Wayne BOE works toward safety, integrity of election

Wayne BOE works toward safety, integrity of election
Rhonda Edgerton

Bryon Bell, election technology manager, inspects one of the sanitization kits the board prepared for COVID safety at all the Wayne County polling locations in the upcoming election.


The stakes couldn’t be higher this year to have both a safe and accurate local vote in the presidential election on Nov. 3.

Nationally, a global pandemic and possible issues with absentee ballots have the potential to upend the process, but Wayne County Board of Elections director Julie Leathers Stahl and her staff have been working around the clock since August to guarantee the safety and integrity of Wayne County’s election.

“We have learned to expect the unexpected with the extended primary, but we are confident we have left no stone unturned to prepare for this election,” Stahl said.
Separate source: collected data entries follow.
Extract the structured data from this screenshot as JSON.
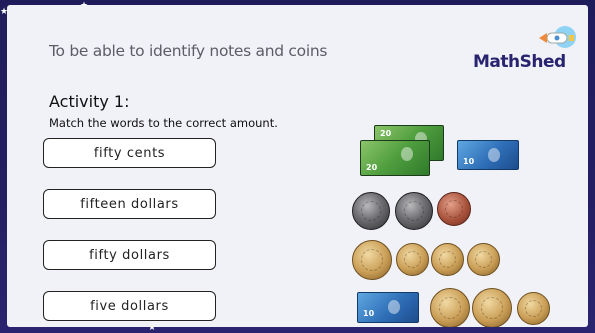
{
  "lesson": {
    "objective": "To be able to identify notes and coins",
    "brand": "MathShed"
  },
  "activity": {
    "title": "Activity 1:",
    "instruction": "Match the words to the correct amount."
  },
  "options": [
    {
      "label": "fifty cents"
    },
    {
      "label": "fifteen dollars"
    },
    {
      "label": "fifty dollars"
    },
    {
      "label": "five dollars"
    }
  ],
  "notes": {
    "twenty_label": "20",
    "ten_label": "10"
  },
  "colors": {
    "background": "#221e60",
    "slide": "#f1f1f8",
    "brand": "#29246f"
  }
}
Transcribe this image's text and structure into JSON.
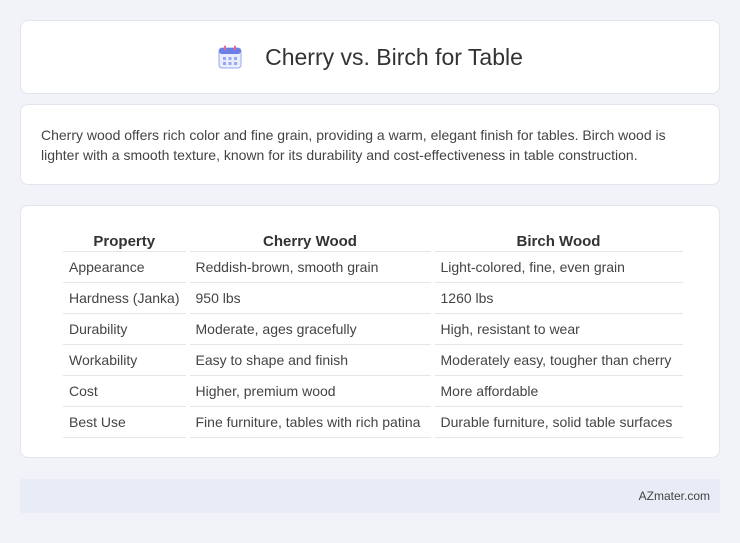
{
  "header": {
    "title": "Cherry vs. Birch for Table",
    "icon": "calendar-icon"
  },
  "summary": {
    "text": "Cherry wood offers rich color and fine grain, providing a warm, elegant finish for tables. Birch wood is lighter with a smooth texture, known for its durability and cost-effectiveness in table construction."
  },
  "table": {
    "headers": [
      "Property",
      "Cherry Wood",
      "Birch Wood"
    ],
    "rows": [
      [
        "Appearance",
        "Reddish-brown, smooth grain",
        "Light-colored, fine, even grain"
      ],
      [
        "Hardness (Janka)",
        "950 lbs",
        "1260 lbs"
      ],
      [
        "Durability",
        "Moderate, ages gracefully",
        "High, resistant to wear"
      ],
      [
        "Workability",
        "Easy to shape and finish",
        "Moderately easy, tougher than cherry"
      ],
      [
        "Cost",
        "Higher, premium wood",
        "More affordable"
      ],
      [
        "Best Use",
        "Fine furniture, tables with rich patina",
        "Durable furniture, solid table surfaces"
      ]
    ]
  },
  "footer": {
    "brand": "AZmater.com"
  },
  "colors": {
    "background": "#f1f3f8",
    "card": "#ffffff",
    "footer": "#e8ecf7",
    "icon_accent": "#6b7fe6"
  }
}
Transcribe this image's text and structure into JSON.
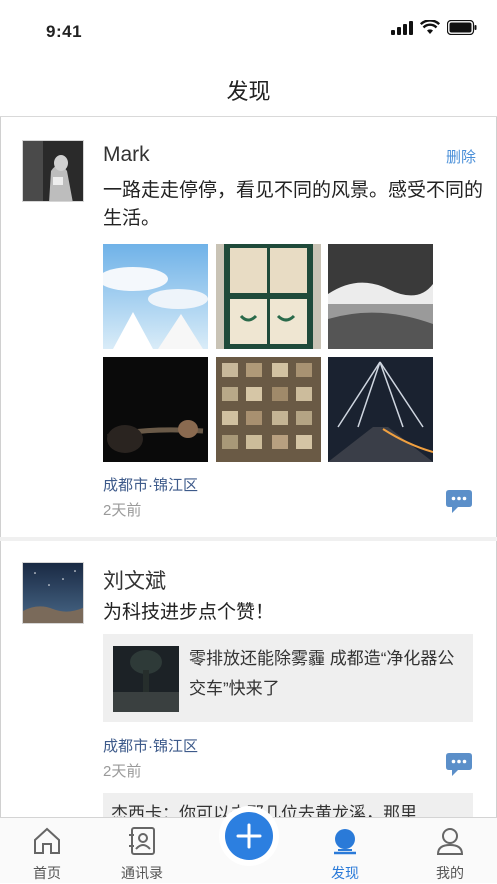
{
  "status": {
    "time": "9:41"
  },
  "header": {
    "title": "发现"
  },
  "posts": [
    {
      "author": "Mark",
      "delete_label": "删除",
      "text": "一路走走停停，看见不同的风景。感受不同的生活。",
      "location": "成都市·锦江区",
      "time": "2天前"
    },
    {
      "author": "刘文斌",
      "text": "为科技进步点个赞！",
      "link_title": "零排放还能除雾霾 成都造“净化器公交车”快来了",
      "location": "成都市·锦江区",
      "time": "2天前",
      "comment_preview": "杰西卡：你可以去那几位去黄龙溪，那里"
    }
  ],
  "tabs": [
    {
      "label": "首页",
      "icon": "home-icon"
    },
    {
      "label": "通讯录",
      "icon": "contacts-icon"
    },
    {
      "label": "发现",
      "icon": "discover-icon",
      "active": true
    },
    {
      "label": "我的",
      "icon": "profile-icon"
    }
  ],
  "colors": {
    "accent": "#2c7fe0",
    "location": "#3d5a8a",
    "delete": "#4a8fd8"
  }
}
Stahl said her office staff of three full-time employees and four part-time employees have been working since early August in preparation for the vote. “We usually don’t start till after Fair Week, so that shows how intense this is,” she said.
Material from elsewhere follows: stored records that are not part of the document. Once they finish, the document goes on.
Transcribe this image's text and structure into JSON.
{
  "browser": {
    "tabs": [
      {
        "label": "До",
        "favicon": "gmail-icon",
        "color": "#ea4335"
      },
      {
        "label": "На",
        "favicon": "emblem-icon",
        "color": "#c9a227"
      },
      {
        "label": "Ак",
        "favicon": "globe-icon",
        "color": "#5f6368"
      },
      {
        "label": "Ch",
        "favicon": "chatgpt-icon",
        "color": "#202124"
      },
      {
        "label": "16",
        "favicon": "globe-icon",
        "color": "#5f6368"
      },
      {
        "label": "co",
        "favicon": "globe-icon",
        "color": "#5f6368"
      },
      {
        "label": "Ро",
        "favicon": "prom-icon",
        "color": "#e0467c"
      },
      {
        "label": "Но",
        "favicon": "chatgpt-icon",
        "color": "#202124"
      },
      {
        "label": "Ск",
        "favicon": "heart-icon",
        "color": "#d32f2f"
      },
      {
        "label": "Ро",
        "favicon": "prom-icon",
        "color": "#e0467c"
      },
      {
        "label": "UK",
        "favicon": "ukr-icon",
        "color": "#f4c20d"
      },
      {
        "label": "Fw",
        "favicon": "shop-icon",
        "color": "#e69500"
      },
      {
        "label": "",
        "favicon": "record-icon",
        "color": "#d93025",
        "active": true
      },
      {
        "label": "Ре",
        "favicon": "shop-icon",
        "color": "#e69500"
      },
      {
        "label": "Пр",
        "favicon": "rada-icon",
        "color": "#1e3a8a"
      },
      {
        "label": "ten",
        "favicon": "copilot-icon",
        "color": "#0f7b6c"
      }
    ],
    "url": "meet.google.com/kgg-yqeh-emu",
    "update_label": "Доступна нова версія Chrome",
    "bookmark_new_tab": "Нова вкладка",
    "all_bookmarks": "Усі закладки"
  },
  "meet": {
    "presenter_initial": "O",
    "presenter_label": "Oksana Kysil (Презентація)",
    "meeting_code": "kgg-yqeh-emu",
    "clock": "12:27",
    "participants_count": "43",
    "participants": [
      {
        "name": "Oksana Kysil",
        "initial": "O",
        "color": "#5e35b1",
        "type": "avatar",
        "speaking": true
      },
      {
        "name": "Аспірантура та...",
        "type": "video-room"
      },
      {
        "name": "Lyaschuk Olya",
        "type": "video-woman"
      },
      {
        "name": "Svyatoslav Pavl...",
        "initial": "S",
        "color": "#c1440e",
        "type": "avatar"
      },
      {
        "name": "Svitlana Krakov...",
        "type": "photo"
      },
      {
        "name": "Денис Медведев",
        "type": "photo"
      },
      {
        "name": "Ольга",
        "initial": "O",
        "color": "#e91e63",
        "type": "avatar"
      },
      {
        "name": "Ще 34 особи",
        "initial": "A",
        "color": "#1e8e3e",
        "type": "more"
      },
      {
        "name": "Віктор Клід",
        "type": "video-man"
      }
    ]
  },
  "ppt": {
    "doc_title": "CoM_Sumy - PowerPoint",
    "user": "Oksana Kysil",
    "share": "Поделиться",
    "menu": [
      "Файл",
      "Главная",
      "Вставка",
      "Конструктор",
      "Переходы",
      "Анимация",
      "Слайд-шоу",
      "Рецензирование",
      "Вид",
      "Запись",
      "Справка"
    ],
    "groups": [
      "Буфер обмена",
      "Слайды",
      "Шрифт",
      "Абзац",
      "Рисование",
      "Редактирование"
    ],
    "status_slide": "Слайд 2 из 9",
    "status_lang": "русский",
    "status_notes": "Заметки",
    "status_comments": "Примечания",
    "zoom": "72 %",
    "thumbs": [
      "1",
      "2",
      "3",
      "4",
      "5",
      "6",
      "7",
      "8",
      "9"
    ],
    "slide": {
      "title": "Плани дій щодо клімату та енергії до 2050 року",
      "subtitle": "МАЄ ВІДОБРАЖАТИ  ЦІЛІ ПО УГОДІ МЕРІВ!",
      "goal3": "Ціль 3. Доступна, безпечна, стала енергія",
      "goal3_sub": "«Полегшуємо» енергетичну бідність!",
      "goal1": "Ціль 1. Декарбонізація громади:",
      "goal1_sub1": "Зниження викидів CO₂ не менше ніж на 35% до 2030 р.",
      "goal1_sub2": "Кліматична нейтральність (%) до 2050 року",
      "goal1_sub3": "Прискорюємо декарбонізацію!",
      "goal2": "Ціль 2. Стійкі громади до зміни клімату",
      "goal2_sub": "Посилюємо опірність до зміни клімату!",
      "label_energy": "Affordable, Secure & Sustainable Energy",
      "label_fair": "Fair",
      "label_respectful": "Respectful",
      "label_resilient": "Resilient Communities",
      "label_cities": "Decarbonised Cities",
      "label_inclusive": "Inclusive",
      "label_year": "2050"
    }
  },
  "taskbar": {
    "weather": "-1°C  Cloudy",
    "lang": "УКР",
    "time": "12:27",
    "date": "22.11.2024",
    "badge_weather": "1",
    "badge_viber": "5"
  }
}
Stahl said several temporary workers also will be added to the office staff as needed.

On election night a total of 268 poll workers will work to ensure a smooth experience countywide.

“We have had to train more poll workers this year due to COVID,” Stahl said.

Stahl said additional workers have been added to each location to guarantee extensive sanitization procedures.

“We’ve worked closely with Wayne County emergency management association director Joe Villegas and Wayne County Health Department director Nick Cascarelli to formulate plans and procedures for safe voting experiences at the early voting center and each polling location,” Stahl said.

Signage and floor markings for social distancing will be accompanied by personnel to assist voters at polling locations. Hand sanitizer will be plentiful with items and surfaces sanitized after each use.

Stahl said the WCBOE has purchased new stylus pens that voters will use to sign the poll pad at check-in, and then they will be given a sanitized voter access card for the ICX voting machine.

“So the process is totally touch-free,” Stahl said.

Stahl said voting machines will be sanitized regularly with a vendor-approved solution. “We ask that voters do not use any type of sanitizing solutions or wipes that they might bring, as it would damage our electronic machines,” she said.

Stahl said all voters and poll workers are required to wear masks.

Kits including sanitizing wipes, hand sanitizer, masks and other items for each precinct were assembled over the summer by the WCBOE staff.

“We tried to do it DIY everywhere we could,” Stahl said, explaining how they even made their own wipes because Lysol wipes are still impossible to find.

Stahl said the expenses associated with additional sanitization measures and staff were covered with money from the federal CARES Act.

In addition to concerns about physical safety with regard to COVID-19, another area the WCBOE is focusing on is that of absentee ballots.

“In 2016 we had a total of about 9,000 absentee ballots for the entire election, whereas we already have more than 14,000 applications this year,” Stahl said.

Voters wishing to receive a ballot by mail only have to submit one application to the WCBOE.

Stahl said there has been some confusion about some voters receiving unsolicited absentee ballot applications from various other entities such as political parties, special interest groups, et cetera, which are pre-addressed to the board of elections.

“We are prohibited from sending out unsolicited applications. Even though many of these mailings offer return envelopes addressed to the WCBOE, the board did not send them out,” Stahl said.

Stahl said Ohio Secretary of State Frank LaRose mailed every registered voter in Ohio an application for an absentee ballot, which is standard for every even-year general election.

While the deadline for requesting absentee ballots is not until noon on Oct. 31, Stahl recommends voters should request them as early as possible in order to avoid postal slowdowns or any other kinds of delays.

Absentee ballot application forms are available on the WCBOE website at www.waynecountyoh.gov. The form must be downloaded and printed out, completed with your signature, and mailed to or dropped off at the board of elections office at 200 Vanover St., Suite 1 (across from the fairgrounds). Applications also are available at the office.

Absentee voting (and early in-person voting) will begin Oct. 6. Mail-in ballots must be postmarked by Nov. 2.

WCBOE has a drop box for applications and voted ballots located outside the building. It is available 24/7 and is emptied by a bipartisan team at least daily and multiple times daily as the election draws nearer. The box is under constant video surveillance.

The WCBOE website at www.waynecountyoh.gov is a helpful resource for all voting information including polling locations, voter registration status, absentee ballot application and status, issues on the ballot, sample ballots, and frequently asked questions.

The WCBOE office is open Monday through Friday between 8 a.m. and 4 p.m. and can be called at 330-287-5480.